1) Icon, our service dog, was diagnosed with diabetes.  This would have been difficult enough to cope with but was compounded by the fact that the pet insurance company lost our application.  Thus not only was the $ 1500 testing to figure this out not covered, but the daily medication (at $45 per week) would also not be covered, along with any health complications that arose from the diabetes or could be argued to have arisen from the diabetes.  

The diagnosis means that he is no longer qualified to serve as a service dog.  He will be returning to National Service Dogs this summer to find a new adoptive family as a companion dog and we will be receiving a new dog in the fall.

I'm absolutely heartbroken over this.  Alex is still in the bonding process but I bonded with Icon completely.  If there was any way to keep him, I would, but it wouldn't be fair to Alex or Icon.

2) Alex's issues at school hit a crisis.  I was asked to bring him home because of a massive tantrum (which dissipated as soon as he was told I was coming to get him).  Then we got a few hints that maybe it would be best to just keep him home for the remainder of the school year so that his behaviour issues wouldn't affect the rest of the class.

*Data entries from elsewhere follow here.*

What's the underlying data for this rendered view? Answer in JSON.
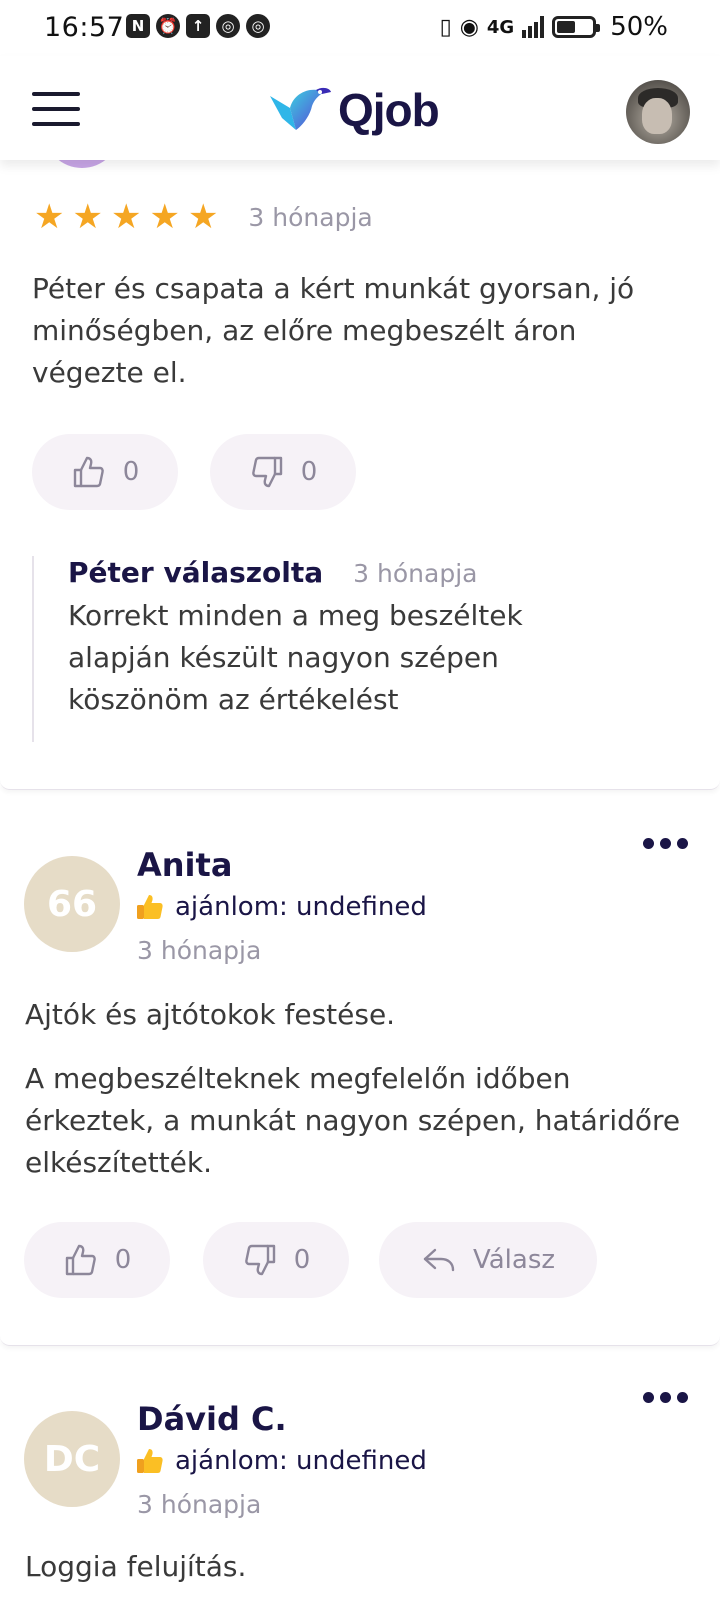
{
  "status_bar": {
    "time": "16:57",
    "network": "4G",
    "sim": "1",
    "battery": "50%"
  },
  "header": {
    "brand": "Qjob",
    "icons": [
      "hamburger-menu-icon",
      "qjob-logo",
      "user-avatar"
    ]
  },
  "reviews": [
    {
      "rating": 5,
      "time": "3 hónapja",
      "text": "Péter és csapata a kért munkát gyorsan, jó minőségben, az előre megbeszélt áron végezte el.",
      "likes": "0",
      "dislikes": "0",
      "reply": {
        "author": "Péter válaszolta",
        "time": "3 hónapja",
        "text": "Korrekt minden a meg beszéltek alapján készült nagyon szépen köszönöm az értékelést"
      }
    },
    {
      "avatar_initials": "66",
      "author": "Anita",
      "recommend": "ajánlom: undefined",
      "time": "3 hónapja",
      "title": "Ajtók és ajtótokok festése.",
      "text": "A megbeszélteknek megfelelőn időben érkeztek, a munkát nagyon szépen, határidőre elkészítették.",
      "likes": "0",
      "dislikes": "0",
      "reply_label": "Válasz"
    },
    {
      "avatar_initials": "DC",
      "author": "Dávid C.",
      "recommend": "ajánlom: undefined",
      "time": "3 hónapja",
      "title": "Loggia felujítás."
    }
  ],
  "colors": {
    "star": "#f5a623",
    "brand_dark": "#1a1546",
    "pill_bg": "#f6f2f7",
    "avatar_bg": "#e6dcc7"
  }
}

I don't want to paint a bad picture here.  The teacher in the class strikes me as very well-intentioned and someone who genuinely wants Alex and her other students to succeed.  But there have been some pretty substantial gaps in the application of basic behaviour theory, such as rewarding tantrum behaviour by allowing Alex to avoid demands to avoid tantrums.

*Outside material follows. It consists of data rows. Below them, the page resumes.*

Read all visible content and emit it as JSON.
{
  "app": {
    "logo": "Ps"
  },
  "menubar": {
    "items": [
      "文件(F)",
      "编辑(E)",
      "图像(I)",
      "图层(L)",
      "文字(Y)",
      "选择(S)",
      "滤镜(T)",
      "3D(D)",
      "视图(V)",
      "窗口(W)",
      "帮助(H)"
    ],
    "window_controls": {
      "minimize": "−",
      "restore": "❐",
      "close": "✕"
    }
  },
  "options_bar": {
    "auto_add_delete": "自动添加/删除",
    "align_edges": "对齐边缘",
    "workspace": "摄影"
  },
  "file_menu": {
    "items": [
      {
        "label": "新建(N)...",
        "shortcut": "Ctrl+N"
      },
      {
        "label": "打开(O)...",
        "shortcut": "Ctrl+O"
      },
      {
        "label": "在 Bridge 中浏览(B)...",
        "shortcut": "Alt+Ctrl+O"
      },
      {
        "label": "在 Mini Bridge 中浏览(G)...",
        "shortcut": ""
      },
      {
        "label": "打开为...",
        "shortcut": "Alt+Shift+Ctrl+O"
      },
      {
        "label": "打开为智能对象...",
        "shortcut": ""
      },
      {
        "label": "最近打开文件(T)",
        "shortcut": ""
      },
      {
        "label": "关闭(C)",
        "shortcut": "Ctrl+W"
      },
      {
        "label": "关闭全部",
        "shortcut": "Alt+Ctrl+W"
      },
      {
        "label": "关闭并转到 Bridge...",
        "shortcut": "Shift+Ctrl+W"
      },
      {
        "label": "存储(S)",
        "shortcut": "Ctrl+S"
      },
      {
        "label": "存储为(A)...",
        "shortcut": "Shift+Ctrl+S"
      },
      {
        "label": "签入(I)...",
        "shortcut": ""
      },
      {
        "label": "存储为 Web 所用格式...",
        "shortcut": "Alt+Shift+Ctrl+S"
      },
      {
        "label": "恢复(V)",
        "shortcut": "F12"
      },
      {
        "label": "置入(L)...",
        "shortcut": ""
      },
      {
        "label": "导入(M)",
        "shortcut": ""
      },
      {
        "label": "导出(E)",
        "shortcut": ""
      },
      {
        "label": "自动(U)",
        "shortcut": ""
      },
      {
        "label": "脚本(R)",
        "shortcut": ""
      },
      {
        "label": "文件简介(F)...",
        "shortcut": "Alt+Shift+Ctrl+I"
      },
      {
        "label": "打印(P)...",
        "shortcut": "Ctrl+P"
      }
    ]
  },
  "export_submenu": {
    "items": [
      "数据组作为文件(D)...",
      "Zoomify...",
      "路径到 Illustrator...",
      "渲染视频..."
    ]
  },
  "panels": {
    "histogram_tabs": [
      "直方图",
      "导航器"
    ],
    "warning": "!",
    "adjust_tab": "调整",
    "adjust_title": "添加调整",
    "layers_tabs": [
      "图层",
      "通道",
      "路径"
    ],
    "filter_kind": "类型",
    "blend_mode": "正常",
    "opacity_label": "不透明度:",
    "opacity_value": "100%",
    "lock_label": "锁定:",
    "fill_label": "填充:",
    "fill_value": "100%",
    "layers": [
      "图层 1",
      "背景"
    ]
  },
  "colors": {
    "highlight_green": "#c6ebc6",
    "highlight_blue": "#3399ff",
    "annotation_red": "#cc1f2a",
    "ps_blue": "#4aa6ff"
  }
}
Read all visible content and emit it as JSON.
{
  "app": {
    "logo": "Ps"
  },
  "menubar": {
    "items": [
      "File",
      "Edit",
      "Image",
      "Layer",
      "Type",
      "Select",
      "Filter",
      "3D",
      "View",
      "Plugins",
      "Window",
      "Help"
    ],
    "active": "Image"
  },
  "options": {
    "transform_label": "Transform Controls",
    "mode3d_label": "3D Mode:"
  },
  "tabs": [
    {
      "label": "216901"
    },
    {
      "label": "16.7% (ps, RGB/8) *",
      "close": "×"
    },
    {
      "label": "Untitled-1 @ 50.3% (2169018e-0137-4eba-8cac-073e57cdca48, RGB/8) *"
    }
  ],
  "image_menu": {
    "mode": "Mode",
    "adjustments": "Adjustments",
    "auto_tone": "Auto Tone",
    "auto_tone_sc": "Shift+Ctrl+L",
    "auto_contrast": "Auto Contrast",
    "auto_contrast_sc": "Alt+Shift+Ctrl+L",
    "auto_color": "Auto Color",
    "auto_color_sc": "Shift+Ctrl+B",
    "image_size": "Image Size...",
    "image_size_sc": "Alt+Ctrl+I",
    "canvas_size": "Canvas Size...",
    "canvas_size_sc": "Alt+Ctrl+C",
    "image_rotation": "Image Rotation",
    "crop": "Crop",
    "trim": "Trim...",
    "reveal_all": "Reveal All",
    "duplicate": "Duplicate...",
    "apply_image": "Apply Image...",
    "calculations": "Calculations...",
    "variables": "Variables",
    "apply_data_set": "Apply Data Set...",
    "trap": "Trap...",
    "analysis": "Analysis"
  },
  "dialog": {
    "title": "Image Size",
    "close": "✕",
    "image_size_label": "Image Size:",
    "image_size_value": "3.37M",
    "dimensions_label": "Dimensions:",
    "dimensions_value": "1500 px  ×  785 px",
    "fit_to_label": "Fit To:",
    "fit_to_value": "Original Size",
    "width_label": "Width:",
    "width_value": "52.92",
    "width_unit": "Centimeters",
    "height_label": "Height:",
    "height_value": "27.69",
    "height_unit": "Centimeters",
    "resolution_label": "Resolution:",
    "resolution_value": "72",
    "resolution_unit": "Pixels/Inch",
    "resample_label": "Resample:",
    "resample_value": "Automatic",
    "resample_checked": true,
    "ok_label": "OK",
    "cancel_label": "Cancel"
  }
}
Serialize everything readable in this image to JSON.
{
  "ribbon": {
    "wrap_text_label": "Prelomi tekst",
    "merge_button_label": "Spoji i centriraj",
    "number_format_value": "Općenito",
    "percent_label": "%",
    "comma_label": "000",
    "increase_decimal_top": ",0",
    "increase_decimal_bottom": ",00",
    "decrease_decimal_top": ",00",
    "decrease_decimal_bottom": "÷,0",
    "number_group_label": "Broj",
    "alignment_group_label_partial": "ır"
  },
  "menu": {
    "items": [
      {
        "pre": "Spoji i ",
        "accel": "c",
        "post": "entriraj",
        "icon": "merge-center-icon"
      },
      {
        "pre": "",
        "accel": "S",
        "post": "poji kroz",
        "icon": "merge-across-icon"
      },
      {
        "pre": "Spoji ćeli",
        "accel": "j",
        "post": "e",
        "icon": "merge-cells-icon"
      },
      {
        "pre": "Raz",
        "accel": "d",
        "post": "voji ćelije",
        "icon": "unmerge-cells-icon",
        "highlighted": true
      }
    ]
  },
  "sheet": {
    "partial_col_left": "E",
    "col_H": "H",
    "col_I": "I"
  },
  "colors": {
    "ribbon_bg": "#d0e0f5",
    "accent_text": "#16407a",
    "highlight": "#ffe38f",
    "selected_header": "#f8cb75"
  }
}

On the advice of our behaviour consultant and Alex's head therapist, we have hired an education advocate, a lawyer who specializes in helping special needs children and their families deal with the education system.  She has gotten them to drop the request to keep Alex home and is working on making sure that his IEP and other documentation is up to date and accurate.

Unfortunately, it does look as if a lot of information was lost during the hasty transfer from J.H. Putman to his new school.  And more was lost when his regular teacher had to go on a surprise medical leave.  Hopefully we can get this all sorted out but I'm anticipating a long and drawn out fight.

So, that's what's been going on and why I haven't been posting.  I hit my limit and was honestly struggling just to get through the day.  I'm slowly getting myself back together now and I'll try to go back to a daily post.

Thanks everyone for your well-wishes and patience.